When the request fails, what is the HTTP or curl error?
Oh of course, I forgot to mention that. Here's the output on a failed request, with both CPL_DEBUG=ON and CPL_CURL_VERBOSE=YES (as well as GDAL_HTTP_MAX_RETRY=5, which is apparently not used):
CURL_INFO_HEADER_IN: HTTP/2 200
CURL_INFO_HEADER_IN: content-type: text/plain
CURL_INFO_HEADER_IN: content-length: 75
CURL_INFO_HEADER_IN: date: Thu, 05 Sep 2024 09:40:30 GMT
CURL_INFO_HEADER_IN: last-modified: Wed, 09 Nov 2022 19:03:24 GMT
CURL_INFO_HEADER_IN: etag: "e2651e71c06f4a6d095cb118ebfc79e2"
CURL_INFO_HEADER_IN: x-amz-server-side-encryption: AES256
CURL_INFO_HEADER_IN: cache-control: max-age=0, must-revalidate
CURL_INFO_HEADER_IN: accept-ranges: bytes
CURL_INFO_HEADER_IN: server: AmazonS3
CURL_INFO_HEADER_IN: x-cache: Error from cloudfront
CURL_INFO_HEADER_IN: via: 1.1 1cbf6d6ef405e8e3fa256f628b03d41a.cloudfront.net (CloudFront)

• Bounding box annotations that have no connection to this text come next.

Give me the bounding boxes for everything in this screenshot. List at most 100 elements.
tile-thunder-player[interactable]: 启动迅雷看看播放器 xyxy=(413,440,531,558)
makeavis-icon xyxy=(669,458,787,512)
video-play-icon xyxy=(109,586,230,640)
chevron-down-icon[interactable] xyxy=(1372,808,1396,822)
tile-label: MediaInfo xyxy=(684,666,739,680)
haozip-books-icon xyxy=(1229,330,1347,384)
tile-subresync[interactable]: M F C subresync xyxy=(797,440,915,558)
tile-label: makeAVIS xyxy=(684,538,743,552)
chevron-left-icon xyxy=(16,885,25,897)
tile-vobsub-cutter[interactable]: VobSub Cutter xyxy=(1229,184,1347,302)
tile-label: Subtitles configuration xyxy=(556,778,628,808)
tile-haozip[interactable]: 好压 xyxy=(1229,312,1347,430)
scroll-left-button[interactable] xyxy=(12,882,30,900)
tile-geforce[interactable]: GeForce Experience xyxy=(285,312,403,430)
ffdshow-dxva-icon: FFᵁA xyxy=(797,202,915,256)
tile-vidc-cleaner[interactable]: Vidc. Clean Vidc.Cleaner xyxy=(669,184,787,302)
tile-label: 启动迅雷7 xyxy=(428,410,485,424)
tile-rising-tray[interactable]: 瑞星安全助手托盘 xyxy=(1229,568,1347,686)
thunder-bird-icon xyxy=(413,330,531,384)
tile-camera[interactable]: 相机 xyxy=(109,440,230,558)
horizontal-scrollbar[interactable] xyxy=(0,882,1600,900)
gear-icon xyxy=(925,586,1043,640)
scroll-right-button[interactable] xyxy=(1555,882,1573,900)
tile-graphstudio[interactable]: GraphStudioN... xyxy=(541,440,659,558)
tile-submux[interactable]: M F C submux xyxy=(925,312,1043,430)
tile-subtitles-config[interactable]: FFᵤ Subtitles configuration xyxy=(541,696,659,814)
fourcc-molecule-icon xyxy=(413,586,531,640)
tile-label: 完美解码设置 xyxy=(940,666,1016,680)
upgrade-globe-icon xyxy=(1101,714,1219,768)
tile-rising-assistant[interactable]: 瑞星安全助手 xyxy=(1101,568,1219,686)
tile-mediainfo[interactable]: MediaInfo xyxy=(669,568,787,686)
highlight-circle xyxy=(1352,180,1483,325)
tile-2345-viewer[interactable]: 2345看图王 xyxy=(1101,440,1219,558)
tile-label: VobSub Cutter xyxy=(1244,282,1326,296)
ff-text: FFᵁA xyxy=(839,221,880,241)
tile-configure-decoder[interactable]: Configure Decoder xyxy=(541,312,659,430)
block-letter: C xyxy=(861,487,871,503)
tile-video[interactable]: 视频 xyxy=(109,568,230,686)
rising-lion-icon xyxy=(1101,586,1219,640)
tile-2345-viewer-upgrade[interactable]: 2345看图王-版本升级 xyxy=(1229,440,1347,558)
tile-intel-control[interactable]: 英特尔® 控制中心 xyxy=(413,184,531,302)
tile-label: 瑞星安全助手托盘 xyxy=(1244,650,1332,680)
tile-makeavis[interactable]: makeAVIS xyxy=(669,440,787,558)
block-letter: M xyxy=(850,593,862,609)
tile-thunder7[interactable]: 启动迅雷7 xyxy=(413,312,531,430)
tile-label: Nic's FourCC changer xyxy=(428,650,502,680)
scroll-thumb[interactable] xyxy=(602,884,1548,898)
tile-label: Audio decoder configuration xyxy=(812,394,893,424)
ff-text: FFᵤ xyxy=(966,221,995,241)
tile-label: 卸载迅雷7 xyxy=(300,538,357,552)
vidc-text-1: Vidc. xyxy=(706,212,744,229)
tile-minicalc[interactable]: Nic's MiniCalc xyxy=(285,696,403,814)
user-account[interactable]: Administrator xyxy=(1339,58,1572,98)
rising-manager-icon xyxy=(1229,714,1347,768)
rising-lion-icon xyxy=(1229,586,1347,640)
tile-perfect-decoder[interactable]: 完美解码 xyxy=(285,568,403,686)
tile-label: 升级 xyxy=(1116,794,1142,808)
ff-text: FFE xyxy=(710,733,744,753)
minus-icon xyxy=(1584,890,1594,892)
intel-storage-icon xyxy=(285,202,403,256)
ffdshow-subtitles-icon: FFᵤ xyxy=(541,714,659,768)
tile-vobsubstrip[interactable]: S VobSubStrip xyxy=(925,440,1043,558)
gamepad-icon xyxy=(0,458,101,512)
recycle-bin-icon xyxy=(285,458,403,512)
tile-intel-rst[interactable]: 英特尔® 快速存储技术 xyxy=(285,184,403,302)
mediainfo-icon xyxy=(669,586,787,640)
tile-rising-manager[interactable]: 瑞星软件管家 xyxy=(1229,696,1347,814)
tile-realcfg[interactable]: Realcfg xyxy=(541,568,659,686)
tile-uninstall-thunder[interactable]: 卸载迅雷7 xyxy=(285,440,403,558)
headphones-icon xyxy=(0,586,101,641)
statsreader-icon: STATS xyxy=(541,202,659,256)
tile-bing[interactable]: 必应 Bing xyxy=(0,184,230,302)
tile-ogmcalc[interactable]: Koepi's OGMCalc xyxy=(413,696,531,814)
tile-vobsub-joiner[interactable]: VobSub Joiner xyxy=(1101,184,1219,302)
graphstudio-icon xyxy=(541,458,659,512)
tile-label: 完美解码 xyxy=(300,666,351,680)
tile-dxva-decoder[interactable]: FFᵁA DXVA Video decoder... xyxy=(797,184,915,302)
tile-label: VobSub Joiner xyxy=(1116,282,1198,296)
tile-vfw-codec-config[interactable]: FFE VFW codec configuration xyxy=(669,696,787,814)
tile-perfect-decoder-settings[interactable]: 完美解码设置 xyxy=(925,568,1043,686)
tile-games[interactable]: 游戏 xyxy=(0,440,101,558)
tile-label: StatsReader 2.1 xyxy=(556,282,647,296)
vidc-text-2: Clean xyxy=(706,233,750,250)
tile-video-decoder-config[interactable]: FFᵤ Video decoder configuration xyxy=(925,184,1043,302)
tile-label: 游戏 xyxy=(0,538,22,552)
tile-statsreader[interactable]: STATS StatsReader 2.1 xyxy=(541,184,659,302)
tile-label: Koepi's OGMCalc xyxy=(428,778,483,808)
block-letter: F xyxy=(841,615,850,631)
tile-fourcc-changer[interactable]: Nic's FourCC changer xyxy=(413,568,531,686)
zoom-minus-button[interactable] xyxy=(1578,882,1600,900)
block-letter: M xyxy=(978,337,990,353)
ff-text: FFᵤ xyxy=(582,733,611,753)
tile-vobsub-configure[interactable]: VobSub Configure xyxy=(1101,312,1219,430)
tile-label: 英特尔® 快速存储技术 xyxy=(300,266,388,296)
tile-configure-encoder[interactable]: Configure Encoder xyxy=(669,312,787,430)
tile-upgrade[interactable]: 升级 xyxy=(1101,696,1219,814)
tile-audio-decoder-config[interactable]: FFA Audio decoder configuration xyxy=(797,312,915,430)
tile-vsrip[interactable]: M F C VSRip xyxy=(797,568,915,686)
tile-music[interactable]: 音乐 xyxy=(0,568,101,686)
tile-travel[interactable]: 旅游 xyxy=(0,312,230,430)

CURL_INFO_HEADER_IN: x-amz-cf-pop: MAD56-P2
CURL_INFO_HEADER_IN: x-amz-cf-id: jV4Sv-3CR1cJAzVOMUW2vQsyVxEtTKtCnWcC3OzH5-_j8GpOF2p-uQ==
CURL_INFO_HEADER_IN: age: 18236651
CURL_INFO_HEADER_IN:
CURL_INFO_TEXT: Connection #0 to host services.arcgis.com left intact
---------------------------------------------------------------------------
RuntimeError Traceback (most recent call last)
Cell In[14], line 15
13 lyr = ds.GetLayer()
14 for idx, _ in enumerate(range(lyr.GetFeatureCount())):
---> 15 lyr.GetNextFeature()
16 if idx % page_size == 0:
17 print(idx)
File /opt/homebrew/lib/python3.11/site-packages/osgeo/ogr.py:1036, in Layer.GetNextFeature(self, *args)
1022 def GetNextFeature(self, *args):
1023 r"""
1024 GetNextFeature(Layer self) -> Feature
1025
(...)
1034
1035 """
-> 1036 return _ogr.Layer_GetNextFeature(self, *args)

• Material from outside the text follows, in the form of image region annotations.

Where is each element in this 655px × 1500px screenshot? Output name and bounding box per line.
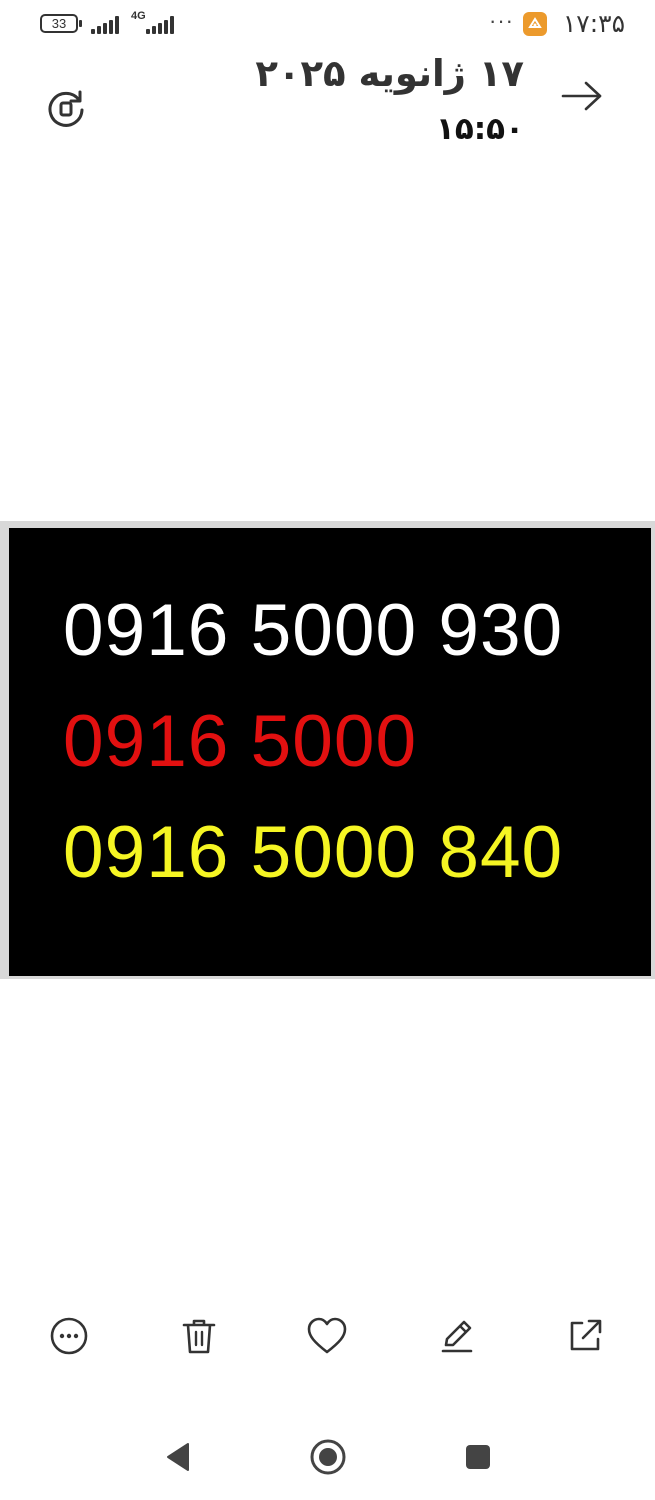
photo-date: ۱۷ ژانویه ۲۰۲۵ — [255, 52, 524, 95]
favorite-button[interactable] — [304, 1313, 350, 1359]
photo-time: ۱۵:۵۰ — [435, 111, 524, 147]
recents-square-icon — [466, 1445, 490, 1469]
edit-pencil-icon — [441, 1320, 473, 1353]
redaction-block — [414, 704, 574, 796]
share-button[interactable] — [562, 1313, 608, 1359]
status-bar: 33 4G ··· ۱۷:۳۵ — [0, 0, 655, 48]
phone-number-yellow: 0916 5000 840 — [63, 812, 564, 893]
app-notification-icon — [523, 12, 547, 36]
back-arrow-button[interactable] — [560, 78, 604, 114]
battery-icon: 33 — [40, 14, 82, 33]
more-options-button[interactable] — [46, 1313, 92, 1359]
notification-more-icon: ··· — [489, 8, 514, 33]
rotate-button[interactable] — [45, 88, 87, 130]
more-icon — [50, 1317, 88, 1355]
signal-strength-icon-2 — [146, 14, 174, 34]
edit-button[interactable] — [434, 1313, 480, 1359]
delete-button[interactable] — [176, 1313, 222, 1359]
battery-level: 33 — [51, 16, 67, 31]
signal-strength-icon — [91, 14, 119, 34]
home-circle-icon — [310, 1439, 346, 1475]
nav-back-button[interactable] — [153, 1432, 203, 1482]
phone-number-white: 0916 5000 930 — [63, 590, 564, 671]
status-clock: ۱۷:۳۵ — [562, 9, 625, 38]
network-type: 4G — [131, 10, 146, 22]
photo-image: 0916 5000 930 0916 5000 8 0916 5000 840 — [9, 528, 651, 976]
share-icon — [570, 1319, 602, 1351]
arrow-right-icon — [561, 81, 602, 111]
photo-viewer[interactable]: 0916 5000 930 0916 5000 8 0916 5000 840 — [0, 521, 655, 979]
nav-recents-button[interactable] — [453, 1432, 503, 1482]
back-triangle-icon — [167, 1443, 189, 1471]
rotate-icon — [48, 90, 84, 127]
delete-icon — [182, 1319, 216, 1354]
heart-icon — [307, 1317, 347, 1354]
nav-home-button[interactable] — [303, 1432, 353, 1482]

RuntimeError: Failed to read ESRIJSON data
May be caused by: Invalid FeatureCollection object. Missing 'features' member.
HTTP 200 means that the ESRI server thinks that the response was OK, therefore GDAL_HTTP_MAX_RETRY does not trigger a new one. https://developer.mozilla.org/en-US/docs/Web/HTTP/Reference/Status/200
You probably have a support contract with your ESRI dealer, contact them and try to get a bug report to get accepted. It is hard, but I have succeeded couple of times. They may tell that because their server is used with a non-ESRI client, they will not study the case.

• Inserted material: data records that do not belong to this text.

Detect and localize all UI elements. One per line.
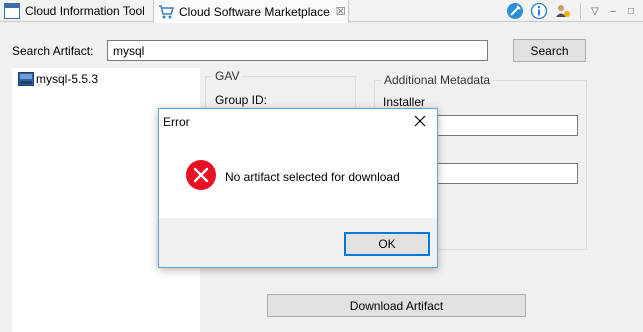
package-icon bbox=[18, 72, 34, 86]
maximize-icon[interactable]: □ bbox=[625, 5, 637, 17]
toolbar-separator bbox=[580, 3, 581, 19]
close-tab-icon[interactable]: ☒ bbox=[336, 5, 346, 18]
view-menu-icon[interactable]: ▽ bbox=[589, 5, 601, 17]
tab-cloud-software-marketplace[interactable]: Cloud Software Marketplace ☒ bbox=[153, 0, 349, 23]
error-dialog: Error No artifact selected for download … bbox=[158, 108, 438, 268]
search-artifact-input[interactable] bbox=[107, 40, 488, 61]
search-label: Search Artifact: bbox=[12, 44, 94, 58]
dialog-footer: OK bbox=[159, 218, 437, 267]
search-button[interactable]: Search bbox=[513, 39, 586, 62]
tools-icon[interactable] bbox=[506, 2, 524, 20]
window-icon bbox=[4, 3, 20, 19]
tree-item-label: mysql-5.5.3 bbox=[36, 72, 99, 86]
close-icon[interactable] bbox=[411, 111, 429, 131]
minimize-icon[interactable]: – bbox=[607, 5, 619, 17]
metadata-group-title: Additional Metadata bbox=[381, 73, 494, 87]
gav-group-title: GAV bbox=[212, 69, 243, 83]
tree-item[interactable]: mysql-5.5.3 bbox=[18, 72, 98, 86]
group-id-label: Group ID: bbox=[215, 93, 268, 107]
error-icon bbox=[185, 159, 217, 191]
download-artifact-button[interactable]: Download Artifact bbox=[267, 294, 526, 317]
tab-label: Cloud Software Marketplace bbox=[179, 4, 330, 19]
editor-tab-bar: Cloud Information Tool Cloud Software Ma… bbox=[0, 0, 643, 23]
dialog-title: Error bbox=[163, 115, 190, 129]
tab-cloud-information-tool[interactable]: Cloud Information Tool bbox=[0, 0, 153, 22]
dialog-body: No artifact selected for download bbox=[159, 139, 437, 218]
dialog-message: No artifact selected for download bbox=[225, 170, 400, 184]
info-icon[interactable] bbox=[530, 2, 548, 20]
installer-label: Installer bbox=[383, 95, 426, 109]
users-icon[interactable] bbox=[554, 2, 572, 20]
tab-label: Cloud Information Tool bbox=[25, 4, 145, 18]
cart-icon bbox=[158, 4, 174, 20]
view-toolbar: ▽ – □ bbox=[506, 1, 637, 21]
ok-button[interactable]: OK bbox=[344, 232, 430, 256]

Right, it makes sense that GDAL doesn't retry because it received a HTTP 200 status code.
However, it's well known that Esri servers return 200's even on errors, and include an error message inside the JSON response. Here's one that I just got from that server:
{'error': {'code': 504,
'message': 'Your request has timed out.',
'details': []}}
While I understand this behavior is not ideal (and could even be described as erroneous), the reality is that Esri FeatureServers are ubiquitous, and I believe the ESRIJSON GDAL driver should know how to handle their error messages. In this case, that'd mean understanding the returned error in the JSON response (or at least retrying when the returned response isn't valid ESRIJSON/GeoJSON).
Also, for context, I work building a web mapping product that uses GDAL to read user-provided data, including Esri FeatureServers. I'm not affiliated with this specific server in any way, nor do I have a contract with Esri.
Do you know if those error messages which are flipped inside JSON are documented somewhere?
I wrote about making a bug report in wrong belief that you were using an OGC API Features service. With their own REST service ESRI is free to use whatever codes if the usage is matching with their specifications.
I recommend editing the title to describe your wish more accurately, I think that there is nothing wrong in GDAL_HTTP_MAX_RETRY. What you want is some kind of page-by-page JSON validation and special handling of error situations.